A very large plain without protuberances, is an object not less rare than beautiful; and in those who see it for the first time, it must produce an emotion of wonder. This emotion, however slight, tending to its own gratification, imposes upon the mind, and makes it judge that the plain is larger than it is in reality. Divide this plain into parts, and our wonder ceases. It is no longer considered as one great plain, but as so many different fields or inclosures.

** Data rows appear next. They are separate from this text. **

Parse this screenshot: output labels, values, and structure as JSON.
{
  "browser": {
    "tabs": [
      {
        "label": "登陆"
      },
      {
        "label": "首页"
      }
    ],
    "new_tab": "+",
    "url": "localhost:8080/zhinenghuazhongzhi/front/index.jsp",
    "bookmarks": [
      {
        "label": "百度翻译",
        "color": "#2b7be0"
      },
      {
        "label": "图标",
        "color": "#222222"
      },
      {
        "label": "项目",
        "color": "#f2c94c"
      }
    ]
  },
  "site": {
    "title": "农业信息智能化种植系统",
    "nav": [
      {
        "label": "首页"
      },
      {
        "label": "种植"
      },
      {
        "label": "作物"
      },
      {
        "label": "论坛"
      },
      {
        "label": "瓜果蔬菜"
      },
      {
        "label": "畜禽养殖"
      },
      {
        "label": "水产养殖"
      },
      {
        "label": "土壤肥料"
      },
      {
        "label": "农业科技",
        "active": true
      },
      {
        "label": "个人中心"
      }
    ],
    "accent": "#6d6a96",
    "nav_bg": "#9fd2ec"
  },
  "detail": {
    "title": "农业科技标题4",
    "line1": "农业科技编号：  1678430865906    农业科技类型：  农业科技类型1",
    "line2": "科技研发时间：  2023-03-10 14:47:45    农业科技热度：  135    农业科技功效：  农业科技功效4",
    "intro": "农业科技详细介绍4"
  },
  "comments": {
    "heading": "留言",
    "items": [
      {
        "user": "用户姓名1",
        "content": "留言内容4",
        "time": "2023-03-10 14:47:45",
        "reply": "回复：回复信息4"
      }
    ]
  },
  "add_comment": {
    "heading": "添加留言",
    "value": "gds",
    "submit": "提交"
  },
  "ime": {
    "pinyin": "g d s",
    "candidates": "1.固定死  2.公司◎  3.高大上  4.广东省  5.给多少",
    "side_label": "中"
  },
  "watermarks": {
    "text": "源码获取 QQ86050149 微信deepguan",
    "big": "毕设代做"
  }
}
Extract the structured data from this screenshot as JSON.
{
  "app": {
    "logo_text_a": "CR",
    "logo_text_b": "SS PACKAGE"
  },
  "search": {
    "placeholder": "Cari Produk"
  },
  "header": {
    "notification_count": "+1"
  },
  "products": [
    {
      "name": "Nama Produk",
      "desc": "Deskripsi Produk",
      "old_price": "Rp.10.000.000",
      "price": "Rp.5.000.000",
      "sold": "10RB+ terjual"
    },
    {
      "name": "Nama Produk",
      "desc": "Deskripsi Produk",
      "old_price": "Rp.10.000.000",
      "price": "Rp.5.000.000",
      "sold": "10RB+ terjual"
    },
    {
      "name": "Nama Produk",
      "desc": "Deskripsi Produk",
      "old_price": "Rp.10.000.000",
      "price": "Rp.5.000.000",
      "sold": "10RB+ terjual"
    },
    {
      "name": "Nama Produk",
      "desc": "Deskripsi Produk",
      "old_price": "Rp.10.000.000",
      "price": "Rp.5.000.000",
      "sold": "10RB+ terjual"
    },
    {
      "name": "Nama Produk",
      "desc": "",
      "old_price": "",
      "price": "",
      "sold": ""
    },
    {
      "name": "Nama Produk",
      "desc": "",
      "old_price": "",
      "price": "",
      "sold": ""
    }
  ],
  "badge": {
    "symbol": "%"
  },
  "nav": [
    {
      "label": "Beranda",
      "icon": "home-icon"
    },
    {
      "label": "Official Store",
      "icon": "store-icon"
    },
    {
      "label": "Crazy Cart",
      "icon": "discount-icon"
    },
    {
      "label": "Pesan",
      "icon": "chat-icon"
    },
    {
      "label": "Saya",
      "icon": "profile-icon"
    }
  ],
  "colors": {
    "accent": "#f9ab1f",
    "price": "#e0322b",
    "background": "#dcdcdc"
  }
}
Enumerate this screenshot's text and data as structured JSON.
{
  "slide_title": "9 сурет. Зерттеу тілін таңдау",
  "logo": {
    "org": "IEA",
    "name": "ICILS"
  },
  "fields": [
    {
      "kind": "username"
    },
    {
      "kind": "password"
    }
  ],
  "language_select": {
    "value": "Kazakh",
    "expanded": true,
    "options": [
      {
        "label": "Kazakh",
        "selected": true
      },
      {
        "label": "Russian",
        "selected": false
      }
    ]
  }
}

The first time one beholds the sea, it appears to be large beyond all bounds. When it becomes familiar, and raises our wonder in no degree, it appears less than it is in reality. In a storm it appears larger, being distinguishable by the rolling waves into a number of great parts. Islands scattered at considerable distances, add in appearance to its size. Each intercepted part looks extremely large, and we silently apply arithmetic to increase the appearance of the whole. Many islands scattered at hand, give a diminutive appearance to the sea, by its connection with its diminutive parts. The Lomond lake would undoubtedly look larger without its islands.

Furniture increaseth in appearance the size of a small room, for the same reason that divisions increase in appearance the size of a garden. The emotion of wonder which is raised by a very large room without furniture, makes it look larger than it is in reality. If completely furnished, we view it in parts, and our wonder is not raised.

A low ceiling hath a diminutive appearance, which, by an easy transition of ideas, is communicated to the length and breadth, provided they bear any sort of proportion to the height. If they be out of all proportion, the opposition seizes the mind, and raises some degree of wonder, which makes the difference appear greater than it really is.